Keutamaan Berpuasa di Hari ‘Asyura (10 Muharram)
Di bulan Muharram, berpuasa ‘Asyura tanggal 10 Muharram sangat ditekankan, karena Rasulullah shallallahu ‘alaihi wa sallam bersabda:
((…وَصِيَامُ يَوْمِ عَاشُورَاءَ أَحْتَسِبُ عَلَى اللَّهِ أَنْ يُكَفِّرَ السَّنَةَ الَّتِي قَبْلَهُ.))
… Dan puasa di hari ‘Asyura’ saya berharap kepada Allah agar dapat menghapuskan (dosa) setahun yang lalu.”6

Ternyata puasa ‘Asyura’ adalah puasa yang telah dikenal oleh orang-orang Quraisy sebelum datangnya Rasulullah shallallahu ‘alaihi wa sallam. Mereka juga berpuasa pada hari tersebut. ‘Aisyah radhiallahu ‘anha berkata:
(كَانَ يَوْمُ عَاشُورَاءَ تَصُومُهُ قُرَيْشٌ فِي الْجَاهِلِيَّةِ ، وَكَانَ رَسُولُ اللهِ صلى الله عليه وسلم يَصُومُهُ فَلَمَّا قَدِمَ الْمَدِينَةَ صَامَهُ وَأَمَرَ بِصِيَامِهِ فَلَمَّا فُرِضَ رَمَضَانُ تَرَكَ يَوْمَ عَاشُورَاءَ فَمَنْ شَاءَ صَامَهُ ، وَمَنْ شَاءَ تَرَكَه.)
“Dulu hari ‘Asyura, orang-orang Quraisy mempuasainya di masa Jahiliyah.

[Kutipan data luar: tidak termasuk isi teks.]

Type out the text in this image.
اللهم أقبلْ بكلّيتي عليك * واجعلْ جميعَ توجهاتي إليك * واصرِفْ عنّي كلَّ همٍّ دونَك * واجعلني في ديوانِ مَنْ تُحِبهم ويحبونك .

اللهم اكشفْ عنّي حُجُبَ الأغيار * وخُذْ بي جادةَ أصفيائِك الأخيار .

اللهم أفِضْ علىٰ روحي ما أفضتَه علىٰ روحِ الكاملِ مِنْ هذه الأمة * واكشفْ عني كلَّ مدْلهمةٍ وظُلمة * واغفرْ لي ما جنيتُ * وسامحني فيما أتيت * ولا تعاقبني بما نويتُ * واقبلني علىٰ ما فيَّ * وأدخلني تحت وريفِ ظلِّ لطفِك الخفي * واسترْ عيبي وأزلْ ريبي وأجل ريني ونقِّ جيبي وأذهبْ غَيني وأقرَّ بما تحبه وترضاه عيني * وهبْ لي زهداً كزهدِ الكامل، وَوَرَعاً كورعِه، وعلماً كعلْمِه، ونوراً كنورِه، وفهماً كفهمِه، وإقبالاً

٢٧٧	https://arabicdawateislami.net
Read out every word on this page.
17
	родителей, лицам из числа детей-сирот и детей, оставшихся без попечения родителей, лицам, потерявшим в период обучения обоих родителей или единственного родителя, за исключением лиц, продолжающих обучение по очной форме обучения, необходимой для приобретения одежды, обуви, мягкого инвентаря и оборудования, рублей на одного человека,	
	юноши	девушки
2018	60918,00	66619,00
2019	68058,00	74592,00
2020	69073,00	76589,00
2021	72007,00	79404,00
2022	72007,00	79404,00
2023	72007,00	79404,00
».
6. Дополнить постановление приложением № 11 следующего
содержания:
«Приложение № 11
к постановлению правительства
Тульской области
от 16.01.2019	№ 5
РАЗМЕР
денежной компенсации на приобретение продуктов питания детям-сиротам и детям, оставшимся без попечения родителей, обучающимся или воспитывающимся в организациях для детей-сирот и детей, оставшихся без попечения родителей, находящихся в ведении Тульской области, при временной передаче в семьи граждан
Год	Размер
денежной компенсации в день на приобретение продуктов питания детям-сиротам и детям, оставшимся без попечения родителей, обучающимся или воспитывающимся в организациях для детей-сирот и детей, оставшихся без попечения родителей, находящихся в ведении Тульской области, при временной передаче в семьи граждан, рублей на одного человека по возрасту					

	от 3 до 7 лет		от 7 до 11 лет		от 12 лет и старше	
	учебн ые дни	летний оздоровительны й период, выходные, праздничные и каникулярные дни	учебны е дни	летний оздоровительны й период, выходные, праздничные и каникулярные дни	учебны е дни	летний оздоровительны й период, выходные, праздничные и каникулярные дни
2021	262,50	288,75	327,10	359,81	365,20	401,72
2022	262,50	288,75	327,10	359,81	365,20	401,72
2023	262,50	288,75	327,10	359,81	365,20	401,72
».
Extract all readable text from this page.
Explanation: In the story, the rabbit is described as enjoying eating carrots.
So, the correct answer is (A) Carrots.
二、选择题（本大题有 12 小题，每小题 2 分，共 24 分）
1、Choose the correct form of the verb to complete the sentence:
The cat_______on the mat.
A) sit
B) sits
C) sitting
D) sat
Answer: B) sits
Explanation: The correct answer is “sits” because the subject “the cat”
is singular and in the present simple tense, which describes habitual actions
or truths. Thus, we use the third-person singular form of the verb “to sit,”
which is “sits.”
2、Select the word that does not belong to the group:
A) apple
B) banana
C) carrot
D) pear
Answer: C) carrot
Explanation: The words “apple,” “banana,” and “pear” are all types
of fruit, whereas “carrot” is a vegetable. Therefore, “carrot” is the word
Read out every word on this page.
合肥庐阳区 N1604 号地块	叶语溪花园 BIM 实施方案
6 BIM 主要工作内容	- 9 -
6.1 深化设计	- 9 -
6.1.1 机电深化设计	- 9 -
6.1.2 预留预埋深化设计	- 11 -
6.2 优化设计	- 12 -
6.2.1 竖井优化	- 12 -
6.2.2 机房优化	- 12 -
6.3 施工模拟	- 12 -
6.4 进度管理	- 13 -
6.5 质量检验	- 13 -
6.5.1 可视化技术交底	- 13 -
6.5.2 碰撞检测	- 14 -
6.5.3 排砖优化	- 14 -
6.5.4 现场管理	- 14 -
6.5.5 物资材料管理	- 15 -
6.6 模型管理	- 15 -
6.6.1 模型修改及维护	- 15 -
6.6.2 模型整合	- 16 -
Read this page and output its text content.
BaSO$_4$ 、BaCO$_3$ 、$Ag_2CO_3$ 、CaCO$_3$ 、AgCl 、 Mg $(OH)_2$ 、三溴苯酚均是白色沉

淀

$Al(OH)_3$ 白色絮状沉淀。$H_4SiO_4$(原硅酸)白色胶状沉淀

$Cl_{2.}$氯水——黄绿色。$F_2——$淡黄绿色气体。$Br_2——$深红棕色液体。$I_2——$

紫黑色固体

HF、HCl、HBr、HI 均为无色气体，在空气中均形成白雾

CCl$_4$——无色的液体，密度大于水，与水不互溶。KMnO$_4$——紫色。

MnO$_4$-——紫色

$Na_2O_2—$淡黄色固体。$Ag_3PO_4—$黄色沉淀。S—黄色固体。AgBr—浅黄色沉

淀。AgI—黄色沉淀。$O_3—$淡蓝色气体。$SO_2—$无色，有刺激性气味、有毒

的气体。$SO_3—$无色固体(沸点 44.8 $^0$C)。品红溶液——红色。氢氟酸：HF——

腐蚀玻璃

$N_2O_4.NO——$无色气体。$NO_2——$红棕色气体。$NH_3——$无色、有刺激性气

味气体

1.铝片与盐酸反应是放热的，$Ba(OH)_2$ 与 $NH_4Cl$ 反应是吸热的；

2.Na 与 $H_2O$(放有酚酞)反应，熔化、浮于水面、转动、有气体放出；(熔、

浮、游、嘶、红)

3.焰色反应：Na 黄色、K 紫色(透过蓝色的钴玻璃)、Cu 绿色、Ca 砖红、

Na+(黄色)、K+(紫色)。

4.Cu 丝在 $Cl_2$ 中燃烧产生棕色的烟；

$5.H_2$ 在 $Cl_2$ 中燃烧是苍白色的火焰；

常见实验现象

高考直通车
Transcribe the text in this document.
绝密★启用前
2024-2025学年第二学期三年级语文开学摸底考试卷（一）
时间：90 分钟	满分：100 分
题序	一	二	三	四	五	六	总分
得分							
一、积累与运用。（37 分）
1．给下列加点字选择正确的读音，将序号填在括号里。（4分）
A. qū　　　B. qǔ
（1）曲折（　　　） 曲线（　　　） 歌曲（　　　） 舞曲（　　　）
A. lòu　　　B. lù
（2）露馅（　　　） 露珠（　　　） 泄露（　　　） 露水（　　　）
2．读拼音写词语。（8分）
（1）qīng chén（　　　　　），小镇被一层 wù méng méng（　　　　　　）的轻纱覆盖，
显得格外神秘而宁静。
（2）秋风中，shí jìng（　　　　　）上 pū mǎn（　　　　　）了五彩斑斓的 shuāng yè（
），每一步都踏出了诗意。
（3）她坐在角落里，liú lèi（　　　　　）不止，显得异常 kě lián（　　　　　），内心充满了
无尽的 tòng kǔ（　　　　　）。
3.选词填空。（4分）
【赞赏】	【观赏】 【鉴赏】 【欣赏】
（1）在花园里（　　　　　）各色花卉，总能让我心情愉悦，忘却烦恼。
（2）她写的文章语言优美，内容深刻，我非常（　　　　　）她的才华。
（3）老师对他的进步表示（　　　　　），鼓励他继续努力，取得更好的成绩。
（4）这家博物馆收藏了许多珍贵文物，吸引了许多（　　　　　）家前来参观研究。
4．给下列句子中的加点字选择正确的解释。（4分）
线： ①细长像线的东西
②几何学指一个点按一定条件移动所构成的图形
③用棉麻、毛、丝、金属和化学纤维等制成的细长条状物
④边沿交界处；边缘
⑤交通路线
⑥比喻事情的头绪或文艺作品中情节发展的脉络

Rasulullah shallallahu ‘alaihi wa sallam juga mempuasainya. Ketika beliau pindah ke Madinah, beliau mempuasainya dan menyuruh orang-orang untuk berpuasa. Ketika diwajibkan puasa Ramadhan, beliau meninggalkan puasa ‘Asyura’. Barang siapa yang ingin, maka silakan berpuasa. Barang siapa yang tidak ingin, maka silakan meninggalkannya.” 7

Keutamaan Berpuasa Sehari Sebelumnya
Selain berpuasa di hari ‘Asyura disukai untuk berpuasa pada tanggal 9 Muharram, karena Nabi shallallahu ‘alaihi wa sallam pernah berkeinginan, jika seandainya tahun depan beliau hidup, beliau akan berpuasa pada tanggal 9 dan 10 Muharram. Tetapi ternyata

Rasulullah shallallahu ‘alaihi wa sallamwafat pada tahun tersebut.
عَبْدَ اللَّهِ بْنَ عَبَّاسٍ – رضى الله عنهما – يَقُولُ: حِينَ صَامَ رَسُولُ اللَّهِ -صلى الله عليه وسلم- يَوْمَ عَاشُورَاءَ وَأَمَرَ بِصِيَامِهِ, قَالُوا يَا رَسُولَ اللَّهِ إِنَّهُ يَوْمٌ تُعَظِّمُهُ الْيَهُودُ وَالنَّصَارَى. فَقَالَ رَسُولُ اللَّهِ -صلى الله عليه وسلم-: (( فَإِذَا كَانَ الْعَامُ الْمُقْبِلُ – إِنْ شَاءَ اللَّهُ – صُمْنَا الْيَوْمَ التَّاسِعَ.)) قَالَ: فَلَمْ يَأْتِ الْعَامُ الْمُقْبِلُ حَتَّى تُوُفِّىَ رَسُولُ اللَّهِ -صلى الله عليه وسلم-.
 Diriwayatkan dari Abdullah bin ‘Abbas radhiallahu ‘anhuma bahwasanya dia berkata, “ketika Rasulullah shallallahu ‘alaihi wa sallam ketika berpuasa di hari ‘Asyura’ dan memerintahkan manusia untuk berpuasa, para sahabat pun berkata, ‘Ya Rasulullah! Sesungguhnya hari ini adalah hari yang diagungkan oleh orang-orang Yahudi dan Nasrani.’ Rasulullah shallallahu ‘alaihi wa sallam pun berkata, ‘Apabila tahun depan -insya Allah- kita akan berpuasa dengan tanggal 9 (Muharram).’ Belum sempat tahun depan tersebut datang, ternyata Rasulullah shallallahu ‘alaihi wa sallam meninggal.
(HR Muslim)

Banyak ulama mengatakan bahwa disunnahkan juga berpuasa sesudahnya yaitu tanggal 11 Muharram. Di antara mereka ada yang berdalil dengan hadits Ibnu ‘Abbas berikut:
(( صُومُوا يَوْمَ عَاشُورَاءَ وَخَالِفُوا فِيهِ الْيَهُودَ ، صُومُوا قَبْلَهُ يَوْمًا أَوْ بَعْدَهُ يَوْمًا.))
Berpuasalah kalian pada hari ‘Asyura’ dan selisihilah orang-orang Yahudi. Berpuasalah sebelumnya atau berpuasalah setelahnya satu hari.”9
Akan tetapi hadits ini lemah dari segi sanadnya (jalur periwayatan haditsnya).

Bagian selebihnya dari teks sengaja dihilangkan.